Das Dach einer Tankstelle ist kollabiert, als Taifun 'Haima' vobeizog.

'Haima' wurde von der philippinischen Wetterbehörde als Super-Taifun klassifiziert und brachte Windgeschwindigkeiten bis zu 315 km/h mit sich. Er war der mächtigste Taifun auf den Philippinen seit Taifun 'Haiyan', durch den 2013 mehr als 7.000 Menschen ums Leben kamen.

Taifun 'Sarika' hatte bereits schwere Schäden angerichtet

Super-Taifun 'Haima' vor den Philippinen
Die Stürme 'Sarika' und 'Haima' im Pazifischen Ozean.

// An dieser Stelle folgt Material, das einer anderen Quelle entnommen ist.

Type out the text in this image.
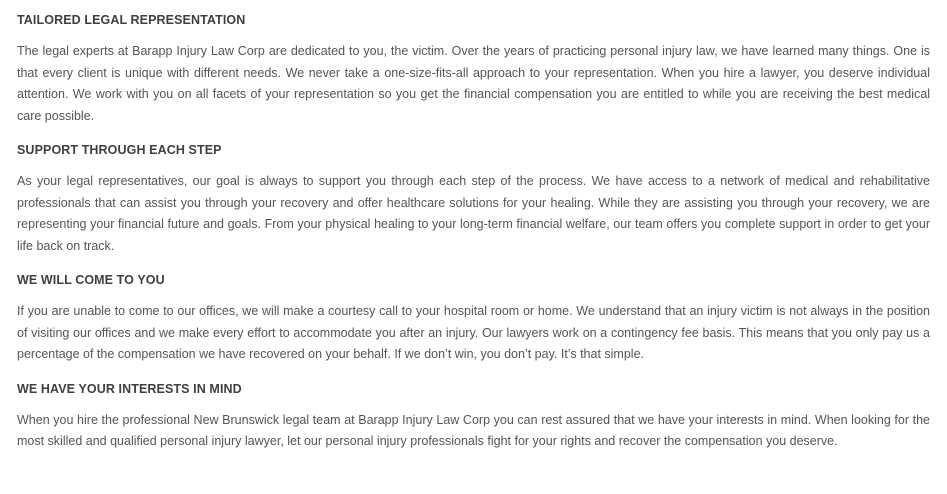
TAILORED LEGAL REPRESENTATION

The legal experts at Barapp Injury Law Corp are dedicated to you, the victim. Over the years of practicing personal injury law, we have learned many things. One is that every client is unique with different needs. We never take a one-size-fits-all approach to your representation. When you hire a lawyer, you deserve individual attention. We work with you on all facets of your representation so you get the financial compensation you are entitled to while you are receiving the best medical care possible.

SUPPORT THROUGH EACH STEP

As your legal representatives, our goal is always to support you through each step of the process. We have access to a network of medical and rehabilitative professionals that can assist you through your recovery and offer healthcare solutions for your healing. While they are assisting you through your recovery, we are representing your financial future and goals. From your physical healing to your long-term financial welfare, our team offers you complete support in order to get your life back on track.

WE WILL COME TO YOU

If you are unable to come to our offices, we will make a courtesy call to your hospital room or home. We understand that an injury victim is not always in the position of visiting our offices and we make every effort to accommodate you after an injury. Our lawyers work on a contingency fee basis. This means that you only pay us a percentage of the compensation we have recovered on your behalf. If we don’t win, you don’t pay. It’s that simple.

WE HAVE YOUR INTERESTS IN MIND

When you hire the professional New Brunswick legal team at Barapp Injury Law Corp you can rest assured that we have your interests in mind. When looking for the most skilled and qualified personal injury lawyer, let our personal injury professionals fight for your rights and recover the compensation you deserve.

Am Wochenende hatte Taifun 'Sarika' auf den Philippinen Häuser abgedeckt, Bäume und Strommasten umgeknickt und mindestens 12.000 Menschen in die Flucht getrieben. Mindestens zwei Menschen starben in dem Unwetter im nördlichen Teil des Inselstaates. 300 Flüge mussten gestrichen werden. Fähren stellten den Verkehr ein. Der Taifun traf in der Küstenstadt Baler in der nördlichen Provinz Aurora an Land. Dort fiel in weiten Teilen der Strom aus. Der Taifun wirbelte mit Spitzengeschwindigkeiten von bis zu 200 Kilometern in der Stunde. Die Behörden hatten die Einwohner gefährdeter Gebiete vorzeitig aufgerufen, in Notlager zu flüchten.

Inzwischen ist der Sturm nach China weitergezogen, wo er Bananen-Plantagen verwüstete. In Hainan wurden fast eine halbe Million Menschen evakuiert.